Across languages, English is the most accurate; Japanese trails slightly on kanji conversion and proper nouns. Fast speech, overlapping speakers, low volume, and reverberant audio all increase error rates regardless of language. Note that transcription receives the trimmed source audio only — EQ, silence removal, and loudness normalization are not applied. To maximize accuracy, first export the audio with Buff it and re-upload the result before running transcription.
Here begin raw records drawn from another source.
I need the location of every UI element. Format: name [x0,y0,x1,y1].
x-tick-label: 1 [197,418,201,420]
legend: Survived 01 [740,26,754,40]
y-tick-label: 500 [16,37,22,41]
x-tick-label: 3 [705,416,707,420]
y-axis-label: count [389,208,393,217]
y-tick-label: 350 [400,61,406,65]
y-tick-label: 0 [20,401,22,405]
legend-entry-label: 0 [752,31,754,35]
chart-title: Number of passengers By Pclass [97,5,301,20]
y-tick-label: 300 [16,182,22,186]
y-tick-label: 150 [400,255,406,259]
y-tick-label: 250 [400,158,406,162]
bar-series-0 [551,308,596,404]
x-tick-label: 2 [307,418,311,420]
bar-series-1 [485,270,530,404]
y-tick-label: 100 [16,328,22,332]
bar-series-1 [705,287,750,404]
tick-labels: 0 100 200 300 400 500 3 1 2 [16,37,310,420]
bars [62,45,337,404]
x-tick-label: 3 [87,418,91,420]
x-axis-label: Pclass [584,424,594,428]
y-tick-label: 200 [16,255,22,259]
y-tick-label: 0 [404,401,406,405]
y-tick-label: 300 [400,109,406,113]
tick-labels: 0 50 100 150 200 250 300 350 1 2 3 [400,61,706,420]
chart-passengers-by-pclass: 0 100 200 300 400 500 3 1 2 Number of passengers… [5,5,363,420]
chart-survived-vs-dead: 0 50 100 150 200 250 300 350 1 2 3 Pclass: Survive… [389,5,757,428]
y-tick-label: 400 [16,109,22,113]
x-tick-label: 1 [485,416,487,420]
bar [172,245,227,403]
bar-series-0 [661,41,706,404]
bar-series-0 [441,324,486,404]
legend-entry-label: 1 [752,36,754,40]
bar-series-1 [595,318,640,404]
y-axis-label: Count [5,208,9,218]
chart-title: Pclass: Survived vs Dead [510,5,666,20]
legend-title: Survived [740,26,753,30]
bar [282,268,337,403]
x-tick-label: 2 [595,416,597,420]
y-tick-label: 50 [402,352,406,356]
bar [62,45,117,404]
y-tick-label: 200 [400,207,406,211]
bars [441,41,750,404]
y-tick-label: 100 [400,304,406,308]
Recommended Buff it settings for transcription
EQ: enable the high-pass filter (cuts low rumble and HVAC noise); preset "Clarity" or "Podcast." Finishing: enable silence removal (suppresses hallucination), enable the compressor (evens out volume), set loudness to -16 LUFS (makes quiet speech easier to recognize). Output: WAV recommended (avoids re-encoding artifacts). Drop the exported file back in and run transcription on it.
Code-switched audio
Whisper handles mixed-language audio but is biased toward the forced language token. For meetings that switch frequently, pick the dominant language and correct mistakes in post.
Common error patterns
People’s names, place names, technical terms, acronyms, and recent proper nouns (post-training-cutoff). The high-quality model handles these markedly better than the standard model.
Hallucination on silence
Given silence or very low audio, Whisper sometimes outputs text from common YouTube subtitle phrases ("Thanks for watching" etc.) that appeared in its training data. Re-uploading audio that was processed with silence removal in Buff it suppresses this.